ATAC-seq model and footprint prediction using Chrombpnet¶
Summary¶
Compared to HINT-ATAC and TOBIAS, they claimed this method is the best so far.
Training takes about 12 hours.
Increase number of filtered (model complexity) doesn’t increase model performance. So we will keep default parameters.
Input¶
input.list containing 3 columns: bam, peak, label
BAM file¶
You need to have paired-end properly mapped reads, PCR duplicated removed, and replicats merged data. samtools view -b -@50 -F780 -q30
samtools merge -f ~/chrombpnet_tutorial/data/downloads/merged_unsorted.bam ~/chrombpnet_tutorial/data/downloads/rep1.bam ~/chrombpnet_tutorial/data/downloads/rep2.bam ~/chrombpnet_tutorial/data/downloads/rep3.bam
samtools sort -@4 ~/chrombpnet_tutorial/data/downloads/merged_unsorted.bam -o ~/chrombpnet_tutorial/data/downloads/merged.bam
samtools index ~/chrombpnet_tutorial/data/downloads/merged.bam
Peak file¶
You need relaxed peak-calls (MACS2 with p-value parameter threshold set to 0.01) with blacklist region removed. pipeline: atac_merge_replicates_relax_peakcall
Important note¶
make sure you have removed chrM in both BAM file and peak file, if not, use genome fasta without chrM
The input chromosome size file only have chr1-chr22 + X/Y. The input fasta file can have chrM. Bam/Peak will be filtered using chromosomes in the fasta file. Therefore, if bam/peak have chrM reads, then when the file generate bw (as an intermediate input to the DL model), chrombpnet will fail.
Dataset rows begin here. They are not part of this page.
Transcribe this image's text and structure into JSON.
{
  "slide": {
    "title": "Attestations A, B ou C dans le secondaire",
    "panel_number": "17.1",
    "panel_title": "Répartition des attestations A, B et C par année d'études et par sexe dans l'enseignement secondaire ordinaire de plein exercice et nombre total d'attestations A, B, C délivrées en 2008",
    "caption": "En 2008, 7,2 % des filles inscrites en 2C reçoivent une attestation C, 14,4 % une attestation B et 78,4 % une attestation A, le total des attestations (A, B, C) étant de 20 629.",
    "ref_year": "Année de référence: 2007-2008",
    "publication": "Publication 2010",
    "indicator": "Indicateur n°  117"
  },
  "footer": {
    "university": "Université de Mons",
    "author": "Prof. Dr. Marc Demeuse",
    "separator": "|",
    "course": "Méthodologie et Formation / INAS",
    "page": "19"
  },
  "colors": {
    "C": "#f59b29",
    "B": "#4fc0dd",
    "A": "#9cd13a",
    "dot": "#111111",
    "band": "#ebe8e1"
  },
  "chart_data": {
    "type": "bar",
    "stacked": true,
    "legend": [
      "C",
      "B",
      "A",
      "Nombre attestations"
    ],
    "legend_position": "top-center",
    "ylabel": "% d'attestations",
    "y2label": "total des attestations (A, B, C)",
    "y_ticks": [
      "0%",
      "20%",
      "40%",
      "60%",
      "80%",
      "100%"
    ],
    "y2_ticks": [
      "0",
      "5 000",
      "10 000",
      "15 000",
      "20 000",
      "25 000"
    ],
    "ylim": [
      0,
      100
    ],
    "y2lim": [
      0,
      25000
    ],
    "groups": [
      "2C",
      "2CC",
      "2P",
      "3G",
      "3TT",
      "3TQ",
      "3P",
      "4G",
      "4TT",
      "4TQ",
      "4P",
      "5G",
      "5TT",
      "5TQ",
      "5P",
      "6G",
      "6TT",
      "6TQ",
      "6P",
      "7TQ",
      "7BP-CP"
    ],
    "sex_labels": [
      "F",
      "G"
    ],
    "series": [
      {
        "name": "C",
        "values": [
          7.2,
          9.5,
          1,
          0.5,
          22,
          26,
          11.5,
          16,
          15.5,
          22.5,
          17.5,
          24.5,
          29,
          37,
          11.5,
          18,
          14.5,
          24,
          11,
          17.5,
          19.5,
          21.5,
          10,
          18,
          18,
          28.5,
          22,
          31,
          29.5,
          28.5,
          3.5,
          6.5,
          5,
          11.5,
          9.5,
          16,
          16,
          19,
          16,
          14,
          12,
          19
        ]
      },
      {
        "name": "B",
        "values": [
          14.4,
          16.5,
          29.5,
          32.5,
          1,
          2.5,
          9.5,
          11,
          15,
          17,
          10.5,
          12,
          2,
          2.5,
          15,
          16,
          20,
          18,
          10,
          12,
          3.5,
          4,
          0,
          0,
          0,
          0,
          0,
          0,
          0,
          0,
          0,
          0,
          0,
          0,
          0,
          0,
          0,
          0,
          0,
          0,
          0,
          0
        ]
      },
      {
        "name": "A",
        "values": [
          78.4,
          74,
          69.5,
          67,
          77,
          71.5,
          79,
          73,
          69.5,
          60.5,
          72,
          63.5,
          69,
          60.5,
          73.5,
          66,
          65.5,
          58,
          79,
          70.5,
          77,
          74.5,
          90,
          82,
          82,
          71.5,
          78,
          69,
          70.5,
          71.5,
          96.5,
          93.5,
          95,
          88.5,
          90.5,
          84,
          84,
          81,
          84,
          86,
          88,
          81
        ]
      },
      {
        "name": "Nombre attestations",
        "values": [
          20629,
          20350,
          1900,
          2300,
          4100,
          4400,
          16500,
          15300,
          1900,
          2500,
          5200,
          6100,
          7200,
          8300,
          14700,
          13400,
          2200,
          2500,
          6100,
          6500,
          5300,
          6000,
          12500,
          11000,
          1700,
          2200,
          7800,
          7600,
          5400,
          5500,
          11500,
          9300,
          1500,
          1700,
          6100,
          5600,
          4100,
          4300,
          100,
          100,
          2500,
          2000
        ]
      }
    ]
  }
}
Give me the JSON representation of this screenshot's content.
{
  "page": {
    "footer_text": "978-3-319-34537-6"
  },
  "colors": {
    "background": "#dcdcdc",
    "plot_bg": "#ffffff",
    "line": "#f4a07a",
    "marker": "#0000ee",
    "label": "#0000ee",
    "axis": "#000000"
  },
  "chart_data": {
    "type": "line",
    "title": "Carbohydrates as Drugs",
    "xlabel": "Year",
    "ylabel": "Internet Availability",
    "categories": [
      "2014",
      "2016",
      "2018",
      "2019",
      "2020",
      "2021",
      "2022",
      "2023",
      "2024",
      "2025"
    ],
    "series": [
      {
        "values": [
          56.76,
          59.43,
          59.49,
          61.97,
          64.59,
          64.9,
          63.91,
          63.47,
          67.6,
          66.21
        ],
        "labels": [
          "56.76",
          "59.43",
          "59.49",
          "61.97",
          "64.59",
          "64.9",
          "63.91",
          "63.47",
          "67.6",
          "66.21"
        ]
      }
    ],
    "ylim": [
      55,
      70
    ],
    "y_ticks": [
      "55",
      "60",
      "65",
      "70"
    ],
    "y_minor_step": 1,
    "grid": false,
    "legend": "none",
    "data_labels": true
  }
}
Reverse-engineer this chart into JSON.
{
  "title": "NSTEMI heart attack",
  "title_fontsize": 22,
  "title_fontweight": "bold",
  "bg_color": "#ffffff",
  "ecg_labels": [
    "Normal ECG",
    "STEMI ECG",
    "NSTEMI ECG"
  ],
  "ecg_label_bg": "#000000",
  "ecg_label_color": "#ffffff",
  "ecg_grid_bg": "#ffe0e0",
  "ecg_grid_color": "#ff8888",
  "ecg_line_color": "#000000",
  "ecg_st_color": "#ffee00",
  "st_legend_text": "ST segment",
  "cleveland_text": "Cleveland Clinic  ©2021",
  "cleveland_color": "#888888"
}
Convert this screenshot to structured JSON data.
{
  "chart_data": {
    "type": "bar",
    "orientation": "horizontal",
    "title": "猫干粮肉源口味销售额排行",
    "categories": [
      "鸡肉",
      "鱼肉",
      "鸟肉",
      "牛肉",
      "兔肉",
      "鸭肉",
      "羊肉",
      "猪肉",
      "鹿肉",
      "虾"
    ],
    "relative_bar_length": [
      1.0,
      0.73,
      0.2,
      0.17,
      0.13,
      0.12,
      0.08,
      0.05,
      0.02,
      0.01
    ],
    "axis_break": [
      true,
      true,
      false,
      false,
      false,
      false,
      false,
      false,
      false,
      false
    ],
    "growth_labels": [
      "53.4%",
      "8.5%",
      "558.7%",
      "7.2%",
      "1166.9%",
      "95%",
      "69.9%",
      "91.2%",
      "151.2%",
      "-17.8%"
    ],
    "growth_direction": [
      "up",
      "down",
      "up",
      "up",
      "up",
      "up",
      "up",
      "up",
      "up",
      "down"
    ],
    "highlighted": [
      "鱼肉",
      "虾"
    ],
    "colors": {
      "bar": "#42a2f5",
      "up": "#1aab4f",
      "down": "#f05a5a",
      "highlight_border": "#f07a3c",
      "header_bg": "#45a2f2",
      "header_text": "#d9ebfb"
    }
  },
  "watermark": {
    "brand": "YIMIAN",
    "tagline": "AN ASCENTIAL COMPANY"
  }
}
So make sure you have removed chrM in both Bam file and peak file.
Usage¶
run_lsf.py -f input.list -p chrombpnet --genome_fasta hg19_main.fa --main_nochrM_chrom_size hg19.main.size --blacklist hg19-blacklist.v2.bed.gz
run_lsf.py -f input.list -p chrombpnet --genome_fasta /research_jude/rgs01_jude/groups/chenggrp/projects/blood_regulome/chenggrp/Data_resource/Genome/Human/hg38/fasta/each_chr/no_chrM/hg38.no_chrM.fa --main_nochrM_chrom_size /home/yli11/Data/Human/hg38/annotations/hg38_main.nochrM.chrom.sizes --blacklist /home/yli11/Data/Blacklist/lists/hg38-blacklist.v2.bed.gz --bed10 /home/yli11/Data/Human/hg38/annotations/hg38_main.chrombpnet.bed10
Output¶
hg38 blood models: /research_jude/rgs01_jude/groups/chenggrp/projects/blood_regulome/chenggrp/HemPortal/HemTools_uniform_processed_files/ATAC/atac_seq_yli11_2023-12-08/bam_files/atac_merge_replicates_relax_peakcall_yli11_2023-12-11/chrombpnet_yli11_2023-12-18
Hudep2 hg19 models: /home/yli11/Programs/chrombpnet/chrombpnet_yli11_2023-12-08
QC¶
Open the evaluation report pdf file, the QC metrics are self-explainary.
The top enriched motifs are data specific, you should be able to see the enriched motifs are different in HUDEP2 and Jurkat.